A soft-hearted approach to healing

Cardiovascular disease is the leading cause of death in humans. Worldwide, as the population ages, the burden of treating heart failure is increasing; opportunities for heart transplantation cannot keep pace. As adult cardiomyocytes (heart muscle cells) are terminally differentiated and do not proliferate, regeneration may be the answer. Support cells like fibroblasts can be directly reprogrammed in vitro, but these induced cardiomyocytes (iCMs) are less mature than those in vivo. Now, researchers at the University of Tsukuba have identified the roles of matrix stiffness and mechanotransduction in cardiac reprogramming, showing that matrices with softness comparable to native myocardium enhance the efficiency of this transformation by about 15%.

The mammalian myocardium is essentially incapable of regeneration following injury. Instead, a non-contractile fibrous scar forms to maintain structural integrity; compensatory hypertrophy is often inadequate to prevent eventual cardiac failure. Though cell transplantation holds potential, regeneration of damaged myocardium by direct reprogramming of cardiac fibroblasts, present in abundance, is a viable alternate strategy.

The researchers sought to investigate the signaling pathways for cardiac reprogramming as well as the underlying mechanotransductive processes whereby cells convert physical stresses into electrochemical signals.
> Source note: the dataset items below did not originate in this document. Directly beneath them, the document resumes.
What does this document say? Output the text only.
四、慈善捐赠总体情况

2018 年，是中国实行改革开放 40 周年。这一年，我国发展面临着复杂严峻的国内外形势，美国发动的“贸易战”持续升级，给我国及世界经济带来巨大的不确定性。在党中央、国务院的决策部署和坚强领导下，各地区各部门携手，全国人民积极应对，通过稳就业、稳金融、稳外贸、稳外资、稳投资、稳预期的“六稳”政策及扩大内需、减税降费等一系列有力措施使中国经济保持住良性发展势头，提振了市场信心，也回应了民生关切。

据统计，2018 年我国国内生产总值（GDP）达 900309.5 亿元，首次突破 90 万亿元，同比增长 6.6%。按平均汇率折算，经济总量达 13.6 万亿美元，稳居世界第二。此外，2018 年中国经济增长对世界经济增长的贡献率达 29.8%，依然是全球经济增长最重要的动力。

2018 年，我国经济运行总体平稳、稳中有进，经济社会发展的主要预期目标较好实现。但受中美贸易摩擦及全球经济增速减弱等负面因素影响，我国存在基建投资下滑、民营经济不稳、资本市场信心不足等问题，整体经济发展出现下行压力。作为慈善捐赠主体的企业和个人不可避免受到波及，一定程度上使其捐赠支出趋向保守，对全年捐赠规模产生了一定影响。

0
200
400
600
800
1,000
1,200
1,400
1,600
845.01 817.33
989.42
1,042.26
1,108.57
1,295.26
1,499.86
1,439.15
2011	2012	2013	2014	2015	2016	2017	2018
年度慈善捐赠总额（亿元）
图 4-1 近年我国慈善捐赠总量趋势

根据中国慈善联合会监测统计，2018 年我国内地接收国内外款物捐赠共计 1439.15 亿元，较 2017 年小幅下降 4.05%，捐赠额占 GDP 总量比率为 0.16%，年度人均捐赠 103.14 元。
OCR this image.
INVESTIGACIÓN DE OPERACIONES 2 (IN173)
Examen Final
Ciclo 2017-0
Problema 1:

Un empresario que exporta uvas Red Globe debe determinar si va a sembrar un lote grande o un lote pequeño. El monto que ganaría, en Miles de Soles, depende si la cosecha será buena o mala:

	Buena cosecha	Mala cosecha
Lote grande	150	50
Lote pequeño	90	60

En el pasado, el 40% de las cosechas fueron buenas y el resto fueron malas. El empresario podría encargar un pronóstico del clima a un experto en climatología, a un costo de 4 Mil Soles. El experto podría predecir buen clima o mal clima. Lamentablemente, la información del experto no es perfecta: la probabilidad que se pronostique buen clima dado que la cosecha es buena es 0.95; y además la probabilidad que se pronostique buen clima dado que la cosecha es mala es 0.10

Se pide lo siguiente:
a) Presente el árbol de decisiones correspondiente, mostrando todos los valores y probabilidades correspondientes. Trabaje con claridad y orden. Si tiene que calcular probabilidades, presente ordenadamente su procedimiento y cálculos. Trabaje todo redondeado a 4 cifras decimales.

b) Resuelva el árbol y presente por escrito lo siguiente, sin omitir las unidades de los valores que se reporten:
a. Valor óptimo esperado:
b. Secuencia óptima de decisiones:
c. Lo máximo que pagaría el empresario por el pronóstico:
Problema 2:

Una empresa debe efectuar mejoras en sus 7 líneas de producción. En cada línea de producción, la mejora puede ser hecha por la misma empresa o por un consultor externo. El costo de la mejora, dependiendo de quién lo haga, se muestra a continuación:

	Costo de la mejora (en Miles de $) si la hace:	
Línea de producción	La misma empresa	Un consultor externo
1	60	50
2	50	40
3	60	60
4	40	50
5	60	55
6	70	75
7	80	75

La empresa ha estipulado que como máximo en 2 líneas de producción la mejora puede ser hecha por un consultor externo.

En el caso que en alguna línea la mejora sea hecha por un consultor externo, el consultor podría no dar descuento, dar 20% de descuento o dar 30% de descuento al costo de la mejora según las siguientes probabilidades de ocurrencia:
They first prepared Matrigel-coated polystyrene dishes and Matrigel-based hydrogels to replicate extracellular matrices (ECM) with elasticities ranging from that of brain tissue to bone. These substrates were plated with transgenic mouse fibroblasts which were later transduced with four cardiac transcription factors, Gata4, Mef2c, Tbx5 and hand2 (GHMT), to generate iCMs.

“After four weeks, we found that soft substrates showed significantly more spontaneously beating iCMs, maximally on those matching native myocardium,” says senior author Professor Masaki Ieda. “Additionally, using innovative high-speed video microscopy and motion vector analysis, we demonstrated increased iCM contraction/relaxation velocities on those substrates, thus illustrating their functional maturation.”

Further immunocytochemistry, western blot analysis, and fluorescence-activated cell sorting analysis helped elucidate the underlying mechanisms and signaling pathways. The researchers showed that soft ECM promotes cardiac reprogramming by inhibiting two related transcriptional co-activators, YAP and TAZ, thus suppressing fibroblast signatures. The upstream mechanotransduction pathway was also elucidated; suppression of YAP/TAZ was mediated by inhibition of integrins (transmembrane receptors that facilitate and signal ECM adhesion), Rho/ROCK (a kinase that modulates cell shape and movement), and actomyosin (a contractile protein-complex).